[Date Prev][Date Next][Thread Prev][Thread Next][Date Index][Thread Index]

[HTCondor-users] Do Starters stop responding if they are queued for i/o?



Hi Todd,

I have some evidence (it's not conclusive) that if a Starter ends up queued to transfer data back to a shadow for a long period of time (i.e. in q> state because of low limits and high load on incoming condor file i/o), then the Starter can stop responding to the "are you alive" queries from the Startd and gets hard killed. The job then gets rescheduled. Here's the relevant parts of the user log, StartLog and StarterLog. The user job exits with a checkpoint at 04/03/19 18:32:31, and is waiting to transfer it's checkpoint back to the busy schedd machine.

Any ideas?
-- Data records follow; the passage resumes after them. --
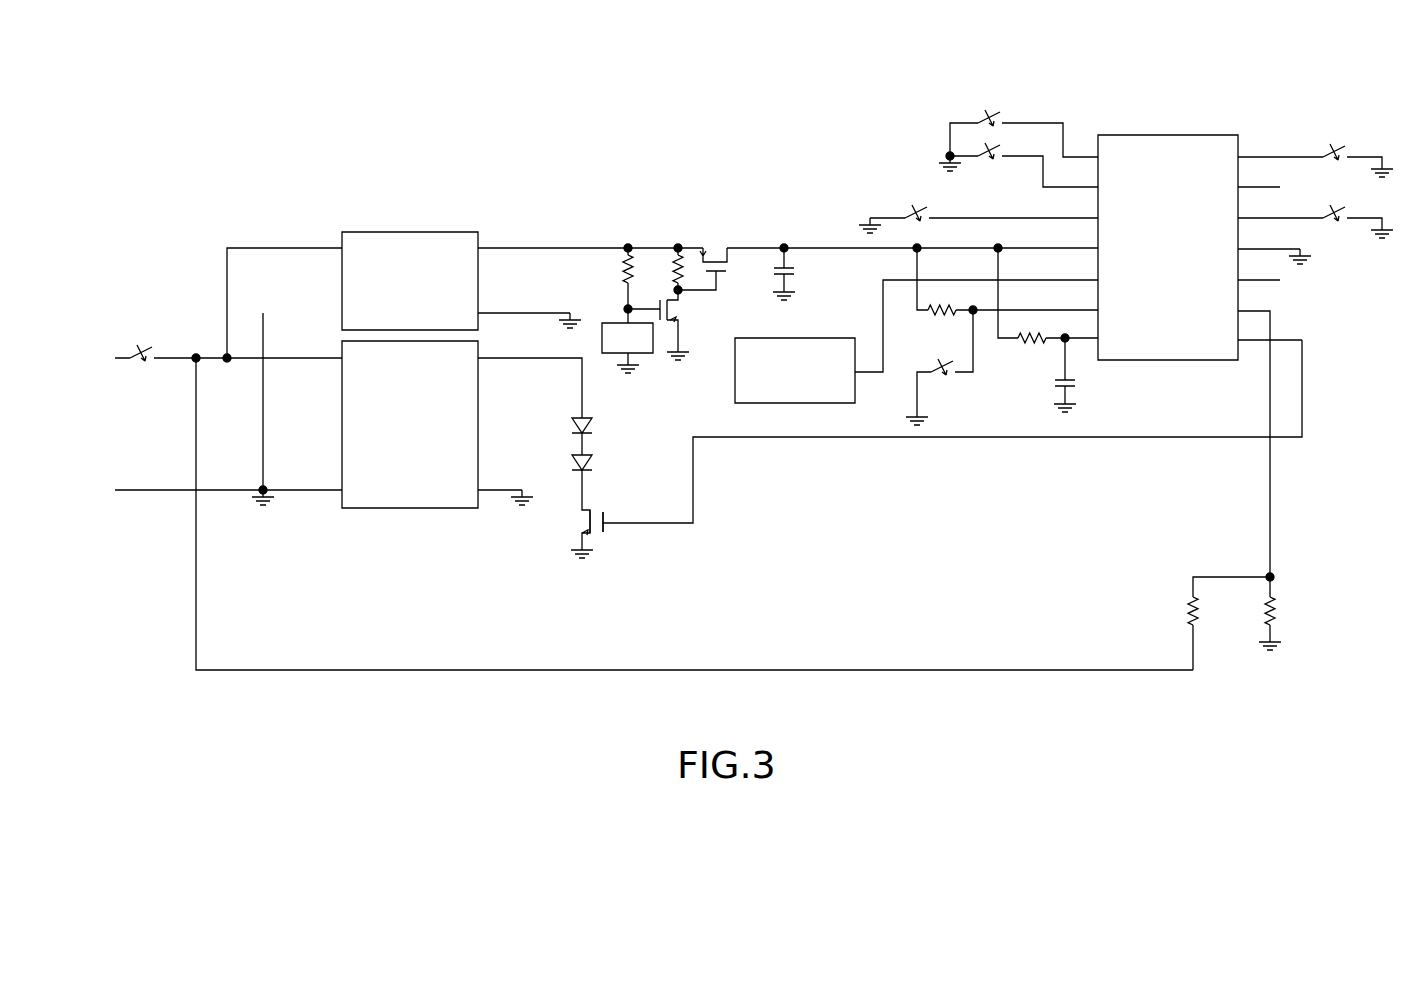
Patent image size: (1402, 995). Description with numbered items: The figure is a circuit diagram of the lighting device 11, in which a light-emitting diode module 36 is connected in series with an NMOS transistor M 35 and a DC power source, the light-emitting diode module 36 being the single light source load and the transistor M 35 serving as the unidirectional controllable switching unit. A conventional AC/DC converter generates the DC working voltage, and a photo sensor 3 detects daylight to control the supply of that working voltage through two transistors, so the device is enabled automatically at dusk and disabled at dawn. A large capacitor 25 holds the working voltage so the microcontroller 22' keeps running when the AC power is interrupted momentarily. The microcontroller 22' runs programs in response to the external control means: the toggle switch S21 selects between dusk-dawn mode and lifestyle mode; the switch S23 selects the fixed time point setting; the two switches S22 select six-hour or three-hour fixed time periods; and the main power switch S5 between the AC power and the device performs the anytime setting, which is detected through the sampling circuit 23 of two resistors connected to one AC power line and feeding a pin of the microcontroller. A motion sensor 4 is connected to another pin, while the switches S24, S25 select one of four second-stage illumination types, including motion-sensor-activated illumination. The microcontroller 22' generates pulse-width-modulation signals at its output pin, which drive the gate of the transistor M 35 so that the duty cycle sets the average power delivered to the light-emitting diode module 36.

The lighting device 11 is at (258, 176).
The main power switch S5 is at (140, 342).
The light-emitting diode (LED) module 36 is at (568, 446).
The NMOS transistor M 35 is at (600, 546).
The photo sensor CDS 3 is at (645, 357).
The large capacitor EC 25 is at (776, 274).
The motion sensor 4 is at (836, 338).
The external control means (toggle switch) S21 is at (952, 378).
The microcontroller 22' is at (1168, 210).
The toggle switches (3H/6H) S22 is at (990, 108).
The toggle switch S23 is at (918, 204).
The toggle switch S24 is at (1340, 228).
The toggle switch S25 is at (1335, 146).
The sampling circuit 23 is at (1283, 607).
Is this possible?

Cheers,
Duncan.

006 (6083422.000.000) 04/03 18:29:42 Image size of job updated: 12500000
	12020  -  MemoryUsage of job (MB)
	12307696  -  ResidentSetSize of job (KB)
...
022 (6083422.000.000) 04/03 19:24:20 Job disconnected, attempting to reconnect
    Socket between submit and execute hosts closed unexpectedly
    Trying to reconnect to slot1@CRUSH-SUGWG-10-5-138-36 <10.5.138.36:9618?addrs=10.5.138.36-9618&noUDP&sock=2000_6980_3>
...
024 (6083422.000.000) 04/03 19:24:22 Job reconnection failed
    Job not found at execution machine
    Can not reconnect to slot1@CRUSH-SUGWG-10-5-138-36, rescheduling job
...


04/03/19 19:24:20 ERROR: Child pid 3999 appears hung! Killing it hard.
04/03/19 19:24:20 Starter pid 3999 died on signal 9 (signal 9 (Killed))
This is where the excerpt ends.